A “hunger crisis” is approaching in South Sudan, where some 300,000 people have arrived in the last five months fleeing the war in neighboring Sudan, the United Nations World Food Program (WFP) warned on Tuesday.
The majority of people who fled the fighting and crossed the border into South Sudan are South Sudanese who “are returning to a country already facing unprecedented humanitarian needs,” the WFP highlighted in a statement released this Tuesday.
“We are seeing families exchange one catastrophe for another, fleeing danger in Sudan to find desperation in South Sudan,” says Mary-Ellen McGroarty, director of the WFP in South Sudan, quoted in the text.
A WFP food security assessment reveals that 90% of families returning to South Sudan experience moderate or severe food insecurity, while data collected at the border reveals that almost 20% of children under five and more than a quarter of pregnant and lactating women are malnourished.

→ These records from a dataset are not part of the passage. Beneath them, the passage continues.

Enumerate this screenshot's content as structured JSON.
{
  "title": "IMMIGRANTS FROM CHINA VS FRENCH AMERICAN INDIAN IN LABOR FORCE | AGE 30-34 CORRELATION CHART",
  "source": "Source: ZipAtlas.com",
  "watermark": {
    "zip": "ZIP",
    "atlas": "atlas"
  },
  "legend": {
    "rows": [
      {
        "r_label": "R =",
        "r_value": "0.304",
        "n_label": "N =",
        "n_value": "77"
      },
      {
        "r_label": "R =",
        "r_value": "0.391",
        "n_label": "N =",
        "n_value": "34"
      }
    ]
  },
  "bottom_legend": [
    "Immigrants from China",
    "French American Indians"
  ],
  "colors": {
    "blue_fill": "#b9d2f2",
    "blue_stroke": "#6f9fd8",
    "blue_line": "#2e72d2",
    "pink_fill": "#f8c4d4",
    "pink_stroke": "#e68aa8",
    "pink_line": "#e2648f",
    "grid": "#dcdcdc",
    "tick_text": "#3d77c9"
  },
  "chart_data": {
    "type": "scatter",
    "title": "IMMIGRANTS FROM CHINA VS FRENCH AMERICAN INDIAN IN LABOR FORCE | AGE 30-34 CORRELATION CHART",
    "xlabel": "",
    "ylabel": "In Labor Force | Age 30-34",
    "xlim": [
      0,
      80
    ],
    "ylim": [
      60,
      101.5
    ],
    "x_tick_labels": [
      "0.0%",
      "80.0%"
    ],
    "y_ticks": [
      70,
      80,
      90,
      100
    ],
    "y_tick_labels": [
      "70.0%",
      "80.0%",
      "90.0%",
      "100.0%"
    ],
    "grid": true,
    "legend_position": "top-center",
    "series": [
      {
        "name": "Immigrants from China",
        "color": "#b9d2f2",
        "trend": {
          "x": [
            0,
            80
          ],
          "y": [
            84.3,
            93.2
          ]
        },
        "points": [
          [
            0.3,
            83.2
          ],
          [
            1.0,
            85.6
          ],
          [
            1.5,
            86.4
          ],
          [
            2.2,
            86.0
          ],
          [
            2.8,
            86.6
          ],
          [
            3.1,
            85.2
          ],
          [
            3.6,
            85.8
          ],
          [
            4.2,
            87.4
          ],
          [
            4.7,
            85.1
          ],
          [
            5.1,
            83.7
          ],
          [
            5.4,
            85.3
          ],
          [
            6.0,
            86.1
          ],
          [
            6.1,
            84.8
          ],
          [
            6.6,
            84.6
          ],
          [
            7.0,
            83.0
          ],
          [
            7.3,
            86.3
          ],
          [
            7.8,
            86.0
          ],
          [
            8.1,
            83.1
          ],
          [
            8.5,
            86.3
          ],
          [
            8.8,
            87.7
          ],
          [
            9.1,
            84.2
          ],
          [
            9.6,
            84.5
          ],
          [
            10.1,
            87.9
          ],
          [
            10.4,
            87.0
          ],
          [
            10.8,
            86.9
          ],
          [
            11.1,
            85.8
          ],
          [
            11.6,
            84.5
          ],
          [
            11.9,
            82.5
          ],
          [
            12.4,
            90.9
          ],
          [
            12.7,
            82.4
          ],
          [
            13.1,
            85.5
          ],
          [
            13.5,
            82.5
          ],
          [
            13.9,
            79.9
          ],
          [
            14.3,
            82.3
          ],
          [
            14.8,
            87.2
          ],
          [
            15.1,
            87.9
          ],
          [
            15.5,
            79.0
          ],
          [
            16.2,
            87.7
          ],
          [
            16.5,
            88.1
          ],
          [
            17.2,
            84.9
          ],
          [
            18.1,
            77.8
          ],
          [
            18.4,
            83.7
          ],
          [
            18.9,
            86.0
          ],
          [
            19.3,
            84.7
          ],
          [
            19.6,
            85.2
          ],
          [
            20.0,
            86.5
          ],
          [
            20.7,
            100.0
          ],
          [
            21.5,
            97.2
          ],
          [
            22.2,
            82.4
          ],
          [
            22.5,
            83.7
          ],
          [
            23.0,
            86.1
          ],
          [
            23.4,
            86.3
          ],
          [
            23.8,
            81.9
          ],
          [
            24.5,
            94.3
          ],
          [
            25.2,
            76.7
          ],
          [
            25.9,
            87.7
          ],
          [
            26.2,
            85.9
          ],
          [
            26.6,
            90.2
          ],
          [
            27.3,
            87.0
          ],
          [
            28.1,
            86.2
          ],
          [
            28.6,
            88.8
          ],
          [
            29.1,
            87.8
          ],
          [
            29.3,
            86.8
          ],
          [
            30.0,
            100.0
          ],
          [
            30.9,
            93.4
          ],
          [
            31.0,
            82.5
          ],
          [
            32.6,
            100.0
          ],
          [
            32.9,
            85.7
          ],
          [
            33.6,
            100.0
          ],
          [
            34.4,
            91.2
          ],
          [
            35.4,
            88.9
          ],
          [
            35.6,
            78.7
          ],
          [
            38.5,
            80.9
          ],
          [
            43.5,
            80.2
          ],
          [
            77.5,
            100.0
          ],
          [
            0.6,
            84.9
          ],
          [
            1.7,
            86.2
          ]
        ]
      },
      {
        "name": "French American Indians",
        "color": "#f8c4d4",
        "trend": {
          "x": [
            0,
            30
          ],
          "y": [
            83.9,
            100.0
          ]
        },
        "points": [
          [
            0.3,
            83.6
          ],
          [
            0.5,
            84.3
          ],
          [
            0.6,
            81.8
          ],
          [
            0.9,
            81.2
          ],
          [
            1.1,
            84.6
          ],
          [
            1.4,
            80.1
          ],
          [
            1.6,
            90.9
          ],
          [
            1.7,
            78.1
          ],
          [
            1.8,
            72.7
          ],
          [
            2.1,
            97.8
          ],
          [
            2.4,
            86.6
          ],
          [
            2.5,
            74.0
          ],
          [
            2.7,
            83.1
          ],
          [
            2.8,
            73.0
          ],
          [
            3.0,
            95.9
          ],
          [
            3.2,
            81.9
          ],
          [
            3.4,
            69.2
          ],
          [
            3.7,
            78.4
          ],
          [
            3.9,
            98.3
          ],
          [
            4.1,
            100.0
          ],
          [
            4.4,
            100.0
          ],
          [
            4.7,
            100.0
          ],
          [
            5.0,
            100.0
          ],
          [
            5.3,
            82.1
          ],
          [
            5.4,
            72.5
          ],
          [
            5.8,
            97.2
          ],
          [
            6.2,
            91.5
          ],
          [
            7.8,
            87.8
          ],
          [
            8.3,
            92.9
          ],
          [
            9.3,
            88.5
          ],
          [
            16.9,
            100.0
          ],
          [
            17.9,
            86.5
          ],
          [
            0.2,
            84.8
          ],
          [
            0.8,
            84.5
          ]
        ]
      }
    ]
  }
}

PAM does not have “resources to provide vital assistance to those who need it most,” warns its manager.
Across South Sudan, WFP has a funding gap of $536 million for the next six months and has only managed to reach 40% of food-insecure people with food assistance by 2023.
South Sudanese “cross the border with only the clothes on their back” and some are also victims of robberies and violence during the journey, according to the WFP, which also fears epidemics during the rainy season.
After gaining independence from Sudan in 2011, South Sudan was plunged into a civil war that left almost 400,000 dead and millions displaced between 2013 and 2018.
A peace agreement signed in 2018 provided for the principle of power sharing between rivals Salva Kiir and Riek Machar within the framework of a national unity government.
But tensions and violence continue to plague the world’s youngest country, rich in oil but where the vast majority of the population lives below the poverty line.
The war in Sudan, which began on April 15 between the army, led by the head of the Sovereign Transitional Council, General Abdel Fattah al-Burhan, and the Rapid Support Forces (FAR) of his former deputy in the body that secures power Since the 2019 coup, Mohamed Hamdan Daglo, has killed about 7,500 people, according to the Armed Conflict Location & Event Data Project, and has displaced more than five million people, 2.8 million of whom They fled the capital, Khartoum, the scene of an incessant war. air strikes, artillery fire and street fighting.